Walmart's pandemic growth sees it open another fulfilment centre to service its ever-growing supply chain - a far cry from Walmart's 1945 retail origins

Recent news that Walmart is to build a one-million square-foot fulfilment centre to support its rapidly growing supply chain network should come as a surprise to no one.

The fulfilment centre will store millions of items, which will be picked, packed and shipped directly to customers, often next-day. The facility, in Mississippi, will open in Spring 2022 and will create 250 full-time jobs across the region.

It’s safe to say Walmart is having a great pandemic, with its current aggressive supply chain expansion following a strong showing during lockdown.

Covid pandemic sees Walmart expand

Last year Reuters reported that Walmart’s marketplace had grown to an estimated 70,000 sellers in 2020 - growth that was fueled by the explosion in online shopping sparked by the Covid-19 pandemic.

To staff its ever-expanding supply chain Walmart is in the midst of an ongoing recruitment blitz, as it seeks to hire a further 20,000 people.
Among the thousands of extra supply chain roles it has already filled are fork-lift operators, order fillers, shipping loaders, power equipment operators, diesel technicians and drivers. 

Walmart’s continued expansion is also being fuelled by significant investment in technology, as it rolls out high-tech automation systems, as well as next-gen grocery distribution centres, which distribute products to stores. 

Technology boosts Walmart market share  

Lockdown might have presented Walmart with an unexpected opportunity for growth but it has grasped this nettle with both hands. In terms of increased retail market-share over the past two years, it is rivalled only by Amazon. 

Walmart is a fascinating company - a prototypical American Dream success story of monumental proportions. 

Today, it serves around 220 million customers a year and has 10,500 stores in 24 countries, as well as a huge global e-commerce presence. It also employs 2.2 million associates worldwide. In 2021, its revenue was US$559bn. 

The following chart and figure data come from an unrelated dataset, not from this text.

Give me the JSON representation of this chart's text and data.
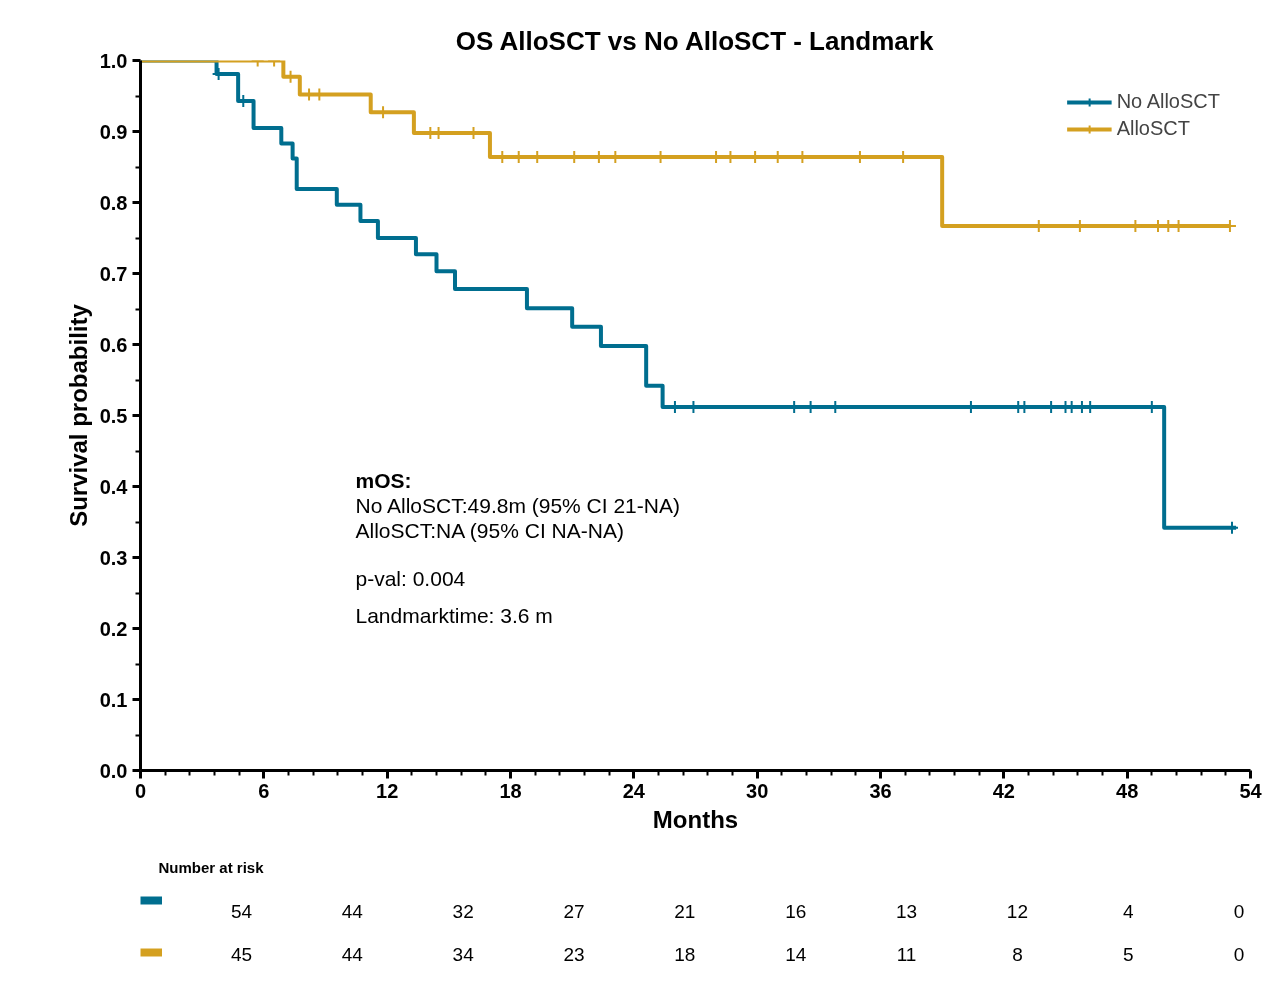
{
  "chart_data": {
    "type": "step",
    "title": "OS AlloSCT vs No AlloSCT - Landmark",
    "xlabel": "Months",
    "ylabel": "Survival probability",
    "xlim": [
      0,
      54
    ],
    "xticks": [
      0,
      6,
      12,
      18,
      24,
      30,
      36,
      42,
      48,
      54
    ],
    "ylim": [
      0,
      1
    ],
    "yticks": [
      {
        "value": 0,
        "label": "0.0"
      },
      {
        "value": 0.1,
        "label": "0.1"
      },
      {
        "value": 0.2,
        "label": "0.2"
      },
      {
        "value": 0.3,
        "label": "0.3"
      },
      {
        "value": 0.4,
        "label": "0.4"
      },
      {
        "value": 0.5,
        "label": "0.5"
      },
      {
        "value": 0.6,
        "label": "0.6"
      },
      {
        "value": 0.7,
        "label": "0.7"
      },
      {
        "value": 0.8,
        "label": "0.8"
      },
      {
        "value": 0.9,
        "label": "0.9"
      },
      {
        "value": 1,
        "label": "1.0"
      }
    ],
    "grid": false,
    "legend": "top right",
    "line_style": "solid",
    "marker": "none",
    "series": [
      {
        "name": "No AlloSCT",
        "color": "#006e8f",
        "x": [
          0,
          3.7,
          4.75,
          5.5,
          6.85,
          7.4,
          7.6,
          9.55,
          10.7,
          11.55,
          13.4,
          14.4,
          15.3,
          18.8,
          21.0,
          22.4,
          24.6,
          25.4,
          49.8,
          53.3
        ],
        "values": [
          1,
          0.981,
          0.943,
          0.905,
          0.883,
          0.862,
          0.819,
          0.797,
          0.774,
          0.75,
          0.727,
          0.703,
          0.678,
          0.651,
          0.625,
          0.598,
          0.542,
          0.512,
          0.342,
          0.342
        ]
      },
      {
        "name": "AlloSCT",
        "color": "#d4a020",
        "x": [
          0,
          6.95,
          7.75,
          11.2,
          13.3,
          17.0,
          39.0,
          53.0
        ],
        "values": [
          1,
          0.977,
          0.952,
          0.927,
          0.898,
          0.864,
          0.767,
          0.767
        ]
      },
      {
        "type": "scatter",
        "marker": "cross",
        "color": "#006e8f",
        "x": [
          3.8,
          5.0,
          26.0,
          26.9,
          31.8,
          32.6,
          33.8,
          40.4,
          42.7,
          43.0,
          44.3,
          45.0,
          45.3,
          45.8,
          46.2,
          49.2,
          53.1
        ],
        "values": [
          0.981,
          0.943,
          0.512,
          0.512,
          0.512,
          0.512,
          0.512,
          0.512,
          0.512,
          0.512,
          0.512,
          0.512,
          0.512,
          0.512,
          0.512,
          0.512,
          0.342
        ]
      },
      {
        "type": "scatter",
        "marker": "cross",
        "color": "#d4a020",
        "x": [
          5.7,
          6.5,
          7.3,
          8.2,
          8.7,
          11.8,
          14.1,
          14.5,
          16.2,
          17.6,
          18.4,
          19.3,
          21.1,
          22.3,
          23.1,
          25.3,
          28.0,
          28.7,
          29.9,
          31.0,
          32.2,
          35.0,
          37.1,
          43.7,
          45.7,
          48.4,
          49.5,
          50.0,
          50.5,
          53.0
        ],
        "values": [
          1,
          1,
          0.977,
          0.952,
          0.952,
          0.927,
          0.898,
          0.898,
          0.898,
          0.864,
          0.864,
          0.864,
          0.864,
          0.864,
          0.864,
          0.864,
          0.864,
          0.864,
          0.864,
          0.864,
          0.864,
          0.864,
          0.864,
          0.767,
          0.767,
          0.767,
          0.767,
          0.767,
          0.767,
          0.767
        ]
      }
    ],
    "annotations": [
      "mOS:",
      "No AlloSCT:49.8m (95% CI 21-NA)",
      "AlloSCT:NA (95% CI NA-NA)",
      "p-val: 0.004",
      "Landmarktime: 3.6 m",
      "Number at risk",
      "54 44 32 27 21 16 13 12 4 0",
      "45 44 34 23 18 14 11 8 5 0"
    ]
  }
}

It’s a far cry from the company’s genesis in 1945, when demobbed soldier Sam Walton used a $20,000 loan from his father-in-law to buy a BenFranklin variety store in Newport, Arkansas. The store was a franchise of the Butler Brothers chain.

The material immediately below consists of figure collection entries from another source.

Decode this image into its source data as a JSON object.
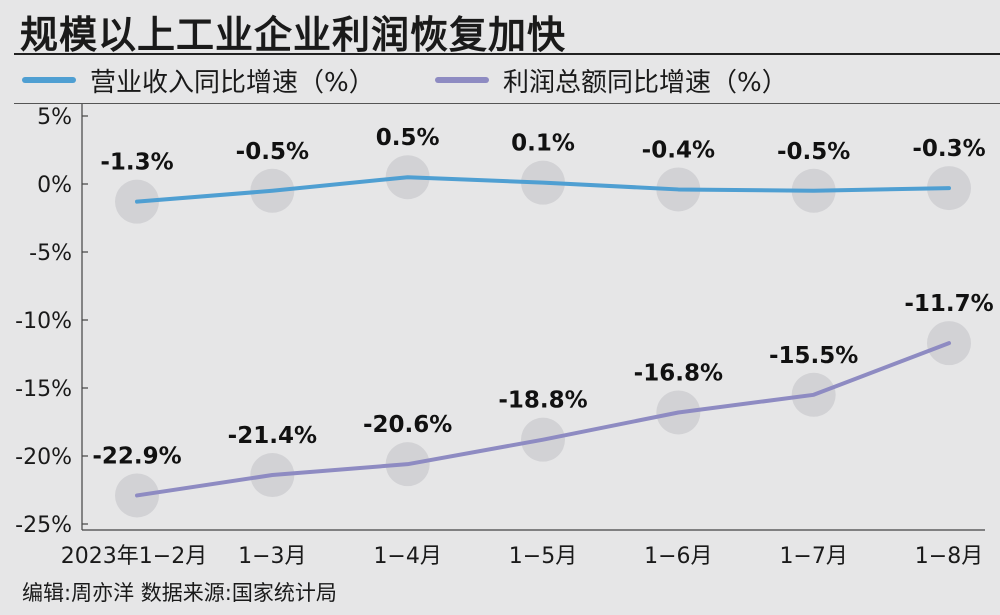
{
  "title": "规模以上工业企业利润恢复加快",
  "footer": "编辑:周亦洋  数据来源:国家统计局",
  "chart_data": {
    "type": "line",
    "categories": [
      "2023年1−2月",
      "1−3月",
      "1−4月",
      "1−5月",
      "1−6月",
      "1−7月",
      "1−8月"
    ],
    "series": [
      {
        "name": "营业收入同比增速（%）",
        "values": [
          -1.3,
          -0.5,
          0.5,
          0.1,
          -0.4,
          -0.5,
          -0.3
        ],
        "labels": [
          "-1.3%",
          "-0.5%",
          "0.5%",
          "0.1%",
          "-0.4%",
          "-0.5%",
          "-0.3%"
        ],
        "color": "#4f9fd2"
      },
      {
        "name": "利润总额同比增速（%）",
        "values": [
          -22.9,
          -21.4,
          -20.6,
          -18.8,
          -16.8,
          -15.5,
          -11.7
        ],
        "labels": [
          "-22.9%",
          "-21.4%",
          "-20.6%",
          "-18.8%",
          "-16.8%",
          "-15.5%",
          "-11.7%"
        ],
        "color": "#8e8bc2"
      }
    ],
    "yticks": [
      5,
      0,
      -5,
      -10,
      -15,
      -20,
      -25
    ],
    "ytick_labels": [
      "5%",
      "0%",
      "-5%",
      "-10%",
      "-15%",
      "-20%",
      "-25%"
    ],
    "ylim": [
      -25,
      5
    ],
    "marker_color": "#d2d2d5",
    "grid": false,
    "legend": "top"
  }
}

The Walmart way built on discounts

From the very beginning, Walton’s watchword was ‘discounts’. “You can lower your mark-up but earn more because of increased volume," he explained.

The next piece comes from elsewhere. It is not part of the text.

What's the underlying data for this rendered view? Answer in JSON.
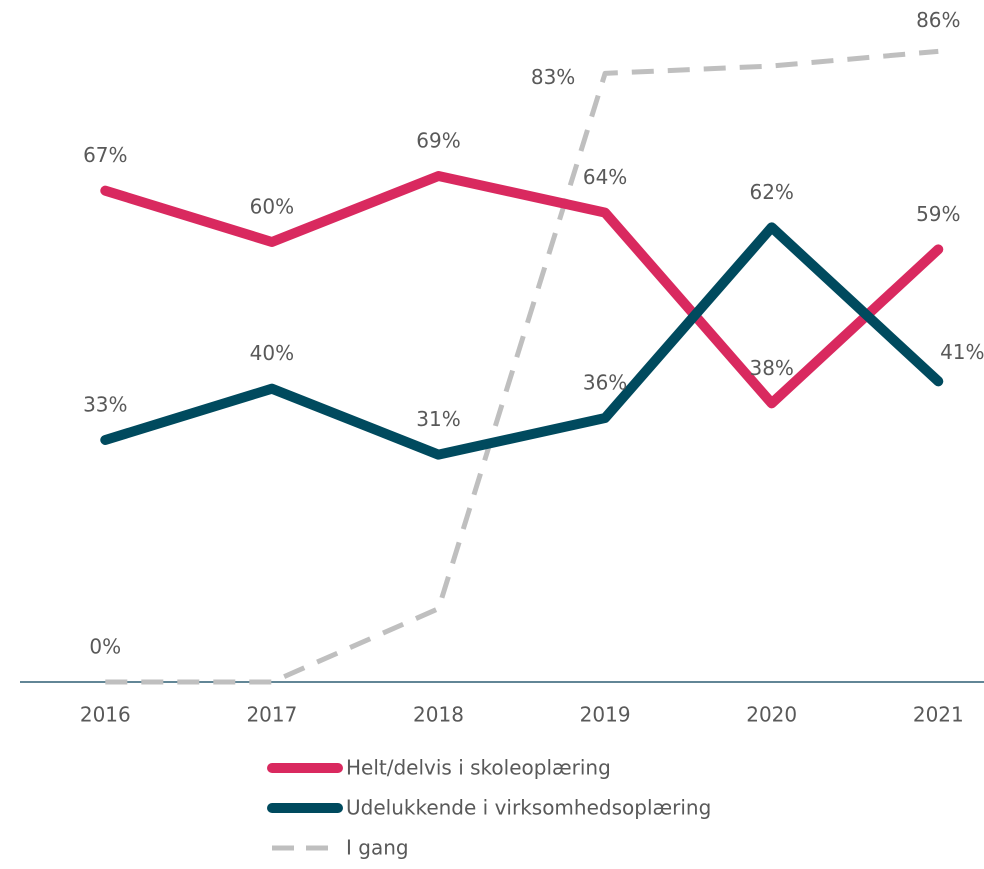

Walton also believed discount stores could thrive in small towns, with populations of 5,000 or fewer. The Butler Brothers management didn’t agree with him, and so Walton struck out on his own, opening his first Walmart store, in Rogers, Arkansas, in 1962. 

Within six years Walmart had expanded beyond Arkansas, opening stores in Missouri and Oklahoma, and in 1969 it became a public company. Just two years later, Walmart stock was being traded on the New York Stock Exchange.

That marked the start of the company’s strategy to buy smaller chains. It began in 1974, with the acquisition of 16 Mohr Value Stores, in Michigan and Illinois. Then it bought the Hutcheson Shoe Company, before expanding into pharmacies, auto and jewellery.

By 1980 Walmart hit revenues of $1bn for the first time, and holds the record for hitting that landmark in the fastest ever time.
Walmart’s continued expansion since this time has been based on a rinse-and-repeat approach of discounted goods and strategic buyouts.

And now the pandemic has presented it with the chance to take its growth into the stratosphere.